T h e S i s t e r s o f M e r c y :17 s i s t e r s o f m e r c y :14 ✓ ✓ ✓ ✓ ✓ :5
The final metric is 5 - the number of changes I made to turn the upper string into the lower string. This implies that strings that are substantially similar will require fewer mutations - addition of, deletion of, or substitution of characters. If similar strings require fewer edits, then it would stand to reason that the lower the number of edits, the greater the chance that the two strings may as well be the same.
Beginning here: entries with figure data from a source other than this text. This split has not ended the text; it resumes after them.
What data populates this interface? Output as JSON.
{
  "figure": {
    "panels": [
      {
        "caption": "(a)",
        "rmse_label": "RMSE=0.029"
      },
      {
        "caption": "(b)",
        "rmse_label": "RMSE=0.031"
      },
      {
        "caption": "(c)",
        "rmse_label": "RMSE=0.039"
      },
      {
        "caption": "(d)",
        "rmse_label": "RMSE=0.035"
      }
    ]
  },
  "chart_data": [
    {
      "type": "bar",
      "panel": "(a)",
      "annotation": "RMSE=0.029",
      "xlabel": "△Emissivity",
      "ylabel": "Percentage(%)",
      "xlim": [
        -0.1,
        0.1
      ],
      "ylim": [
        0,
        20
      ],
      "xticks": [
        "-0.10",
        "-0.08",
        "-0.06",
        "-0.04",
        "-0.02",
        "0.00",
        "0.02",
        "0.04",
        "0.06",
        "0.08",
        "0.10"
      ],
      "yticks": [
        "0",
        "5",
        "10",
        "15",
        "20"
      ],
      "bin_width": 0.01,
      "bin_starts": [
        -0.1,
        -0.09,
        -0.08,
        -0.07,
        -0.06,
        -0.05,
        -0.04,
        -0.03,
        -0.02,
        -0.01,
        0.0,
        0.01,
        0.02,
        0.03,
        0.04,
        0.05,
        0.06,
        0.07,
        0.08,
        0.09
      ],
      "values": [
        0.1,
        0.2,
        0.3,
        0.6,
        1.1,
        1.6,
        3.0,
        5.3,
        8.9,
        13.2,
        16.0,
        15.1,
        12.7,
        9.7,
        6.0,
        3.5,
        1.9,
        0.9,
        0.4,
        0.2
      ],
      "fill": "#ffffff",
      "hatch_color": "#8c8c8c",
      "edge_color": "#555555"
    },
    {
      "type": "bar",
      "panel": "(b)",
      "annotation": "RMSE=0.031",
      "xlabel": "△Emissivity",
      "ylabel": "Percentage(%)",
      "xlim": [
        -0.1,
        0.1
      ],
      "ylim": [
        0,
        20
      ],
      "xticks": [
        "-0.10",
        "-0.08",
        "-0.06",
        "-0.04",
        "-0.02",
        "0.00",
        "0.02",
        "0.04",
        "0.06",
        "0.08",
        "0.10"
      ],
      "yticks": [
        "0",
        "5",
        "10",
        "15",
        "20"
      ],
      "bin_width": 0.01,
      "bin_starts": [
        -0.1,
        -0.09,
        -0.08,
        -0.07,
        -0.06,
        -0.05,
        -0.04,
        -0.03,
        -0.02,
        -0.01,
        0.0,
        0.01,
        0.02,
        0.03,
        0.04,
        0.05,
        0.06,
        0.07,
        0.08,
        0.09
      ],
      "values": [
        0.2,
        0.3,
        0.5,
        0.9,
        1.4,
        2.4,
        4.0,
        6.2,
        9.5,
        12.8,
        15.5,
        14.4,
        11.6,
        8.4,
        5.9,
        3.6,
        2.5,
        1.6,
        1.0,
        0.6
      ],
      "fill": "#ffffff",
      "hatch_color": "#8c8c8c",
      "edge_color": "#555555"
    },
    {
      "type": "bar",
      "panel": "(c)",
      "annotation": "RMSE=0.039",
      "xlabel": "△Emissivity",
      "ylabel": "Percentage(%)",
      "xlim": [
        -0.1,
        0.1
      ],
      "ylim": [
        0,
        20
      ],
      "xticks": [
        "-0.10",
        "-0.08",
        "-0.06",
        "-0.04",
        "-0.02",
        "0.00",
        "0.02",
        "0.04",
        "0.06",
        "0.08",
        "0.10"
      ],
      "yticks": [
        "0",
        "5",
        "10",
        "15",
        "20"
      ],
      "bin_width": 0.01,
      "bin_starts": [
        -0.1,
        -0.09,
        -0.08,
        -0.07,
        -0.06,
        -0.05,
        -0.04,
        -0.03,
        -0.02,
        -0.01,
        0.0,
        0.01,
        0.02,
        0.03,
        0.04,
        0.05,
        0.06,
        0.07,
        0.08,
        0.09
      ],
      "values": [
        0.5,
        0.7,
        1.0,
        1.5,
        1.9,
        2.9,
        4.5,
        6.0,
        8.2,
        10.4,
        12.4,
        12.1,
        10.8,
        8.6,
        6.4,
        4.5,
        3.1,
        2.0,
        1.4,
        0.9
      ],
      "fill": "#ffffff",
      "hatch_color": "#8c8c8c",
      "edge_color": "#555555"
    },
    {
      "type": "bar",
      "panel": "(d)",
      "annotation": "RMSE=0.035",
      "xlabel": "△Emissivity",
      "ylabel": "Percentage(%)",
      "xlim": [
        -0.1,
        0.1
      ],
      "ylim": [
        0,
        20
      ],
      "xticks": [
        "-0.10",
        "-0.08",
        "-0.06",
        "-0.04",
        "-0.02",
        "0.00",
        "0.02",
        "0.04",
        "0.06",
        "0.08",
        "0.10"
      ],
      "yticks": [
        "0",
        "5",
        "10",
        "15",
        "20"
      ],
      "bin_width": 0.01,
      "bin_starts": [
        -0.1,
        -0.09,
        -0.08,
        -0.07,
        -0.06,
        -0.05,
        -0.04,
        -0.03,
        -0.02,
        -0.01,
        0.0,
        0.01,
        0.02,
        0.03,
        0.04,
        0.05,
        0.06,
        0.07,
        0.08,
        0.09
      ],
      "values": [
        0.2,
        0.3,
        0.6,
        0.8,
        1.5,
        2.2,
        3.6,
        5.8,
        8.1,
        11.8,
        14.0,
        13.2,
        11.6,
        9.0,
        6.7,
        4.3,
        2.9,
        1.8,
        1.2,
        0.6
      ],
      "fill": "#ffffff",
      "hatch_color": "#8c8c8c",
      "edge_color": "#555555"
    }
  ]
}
Let's look at another example:
D e l h i 2 D u b l i n :12 D e l i 2 d u b l i n :11 ✓ ✓ ✓ :3
I misspelled the name of the band - I typed 'Deli' instead of 'Delhi'. The distance between the two strings was also quite small, three edits, so again there's a very good chance that the two strings mean the same thing.
Now let's see what the negative case looks like - the strings aren't alike at all, so there's no match in the database (semantically, anyway):
M e g a l o m a n i a c :12 c l a s s i c a l :9 ✓ ✓ ✓ ✓ ✓ ✓ ✓ ✓ ✓ ✓ ✓ :11
To turn "Megalomaniac" into "classical" would require at least eleven edits, which implies that higher numbers of changes required imply that the two things aren't alike at all.
Now we can optimize things a little bit. Remember what I said earlier about case sensitivity? By normalizing strings before comparing them we can get a few more matches that we wouldn't otherwise have gotten, at the potential cost of lowering search accuracy in terms of what you were actually searching for (though maybe not its meaning). In this next example, "S/s" and "W/w" mean "This was capital but I forced it to lowercase" and the re-alignment of the letters is simply to make everything line up.
S/s c e n t o f a W/w o m a n :13 s c e n t o f a w o m a n :13 :0
As you can see, by assuming both strings are composed of all lowercase characters, the number of edits to turn one into the other is 0. Treating this as a database search, this means that we've got a perfect match. What I have just described is called the calculation of the Levenshtein distance between two strings. The greater the difference between two strings, the more different they are and vice-versa.